AWS Certified Machine Learning – Specialty — Question 188
A company is building a machine learning (ML) model to classify images of plants. An ML specialist has trained the model using the Amazon SageMaker built-in Image Classification algorithm. The model is hosted using a SageMaker endpoint on an ml.m5.xlarge instance for real-time inference. When used by researchers in the field, the inference has greater latency than is acceptable. The latency gets worse when multiple researchers perform inference at the same time on their devices. Using Amazon CloudWatch metrics, the ML specialist notices that the ModelLatency metric shows a high value and is responsible for most of the response latency.
The ML specialist needs to fix the performance issue so that researchers can experience less latency when performing inference from their devices.
Which action should the ML specialist take to meet this requirement?
Answer options
- A. Change the endpoint instance to an ml.t3 burstable instance with the same vCPU number as the ml.m5.xlarge instance has.
- B. Attach an Amazon Elastic Inference ml.eia2.medium accelerator to the endpoint instance.
- C. Enable Amazon SageMaker Autopilot to automatically tune performance of the model.

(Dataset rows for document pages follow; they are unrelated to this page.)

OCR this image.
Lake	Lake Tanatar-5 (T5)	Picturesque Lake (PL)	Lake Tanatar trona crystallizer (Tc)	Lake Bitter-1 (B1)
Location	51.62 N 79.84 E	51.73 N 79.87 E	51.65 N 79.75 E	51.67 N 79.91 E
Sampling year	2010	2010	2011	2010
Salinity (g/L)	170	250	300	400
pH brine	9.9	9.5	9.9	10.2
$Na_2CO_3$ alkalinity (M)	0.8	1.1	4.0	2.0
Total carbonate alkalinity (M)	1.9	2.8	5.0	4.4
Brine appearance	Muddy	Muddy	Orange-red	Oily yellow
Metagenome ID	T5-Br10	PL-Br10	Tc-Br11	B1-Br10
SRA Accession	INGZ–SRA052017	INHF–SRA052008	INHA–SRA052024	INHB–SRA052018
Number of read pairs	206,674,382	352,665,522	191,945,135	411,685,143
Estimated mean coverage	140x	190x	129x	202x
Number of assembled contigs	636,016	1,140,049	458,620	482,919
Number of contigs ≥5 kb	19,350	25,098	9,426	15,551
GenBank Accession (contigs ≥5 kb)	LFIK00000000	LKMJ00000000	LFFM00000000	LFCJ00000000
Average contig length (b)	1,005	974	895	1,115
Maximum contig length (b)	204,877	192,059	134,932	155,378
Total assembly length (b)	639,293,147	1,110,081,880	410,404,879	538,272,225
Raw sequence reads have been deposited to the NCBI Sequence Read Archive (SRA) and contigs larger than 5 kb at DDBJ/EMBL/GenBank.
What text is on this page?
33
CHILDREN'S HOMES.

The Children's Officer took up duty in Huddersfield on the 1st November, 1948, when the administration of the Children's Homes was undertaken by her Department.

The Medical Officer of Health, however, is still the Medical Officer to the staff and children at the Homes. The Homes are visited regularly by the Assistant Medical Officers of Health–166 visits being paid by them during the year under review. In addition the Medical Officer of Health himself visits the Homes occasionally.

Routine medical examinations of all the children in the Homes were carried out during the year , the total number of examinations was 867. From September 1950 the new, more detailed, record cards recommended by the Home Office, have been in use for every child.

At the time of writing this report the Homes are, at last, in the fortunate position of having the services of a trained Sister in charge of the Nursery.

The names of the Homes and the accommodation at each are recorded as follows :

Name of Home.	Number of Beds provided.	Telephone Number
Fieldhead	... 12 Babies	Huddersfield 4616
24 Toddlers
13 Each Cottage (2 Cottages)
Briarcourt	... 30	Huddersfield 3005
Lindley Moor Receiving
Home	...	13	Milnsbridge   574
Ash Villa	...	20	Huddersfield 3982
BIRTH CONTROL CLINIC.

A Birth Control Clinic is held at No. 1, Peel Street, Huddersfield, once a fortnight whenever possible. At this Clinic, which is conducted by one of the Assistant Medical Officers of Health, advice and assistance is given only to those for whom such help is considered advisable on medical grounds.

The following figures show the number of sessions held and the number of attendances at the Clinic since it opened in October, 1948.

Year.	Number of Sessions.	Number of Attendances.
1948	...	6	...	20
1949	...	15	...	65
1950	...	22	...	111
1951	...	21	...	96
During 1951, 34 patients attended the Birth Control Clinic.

- D. Change the endpoint instance to use a memory optimized ML instance.
Correct answer: B
Explanation
The correct answer is B because attaching an Amazon Elastic Inference accelerator can enhance the performance of the model by providing additional GPU resources specifically for inference tasks, which helps reduce latency. Options A and D may not provide the necessary performance boost needed for high concurrency, while C does not directly address the immediate latency issue since Autopilot is more oriented towards model training and tuning rather than real-time inference performance.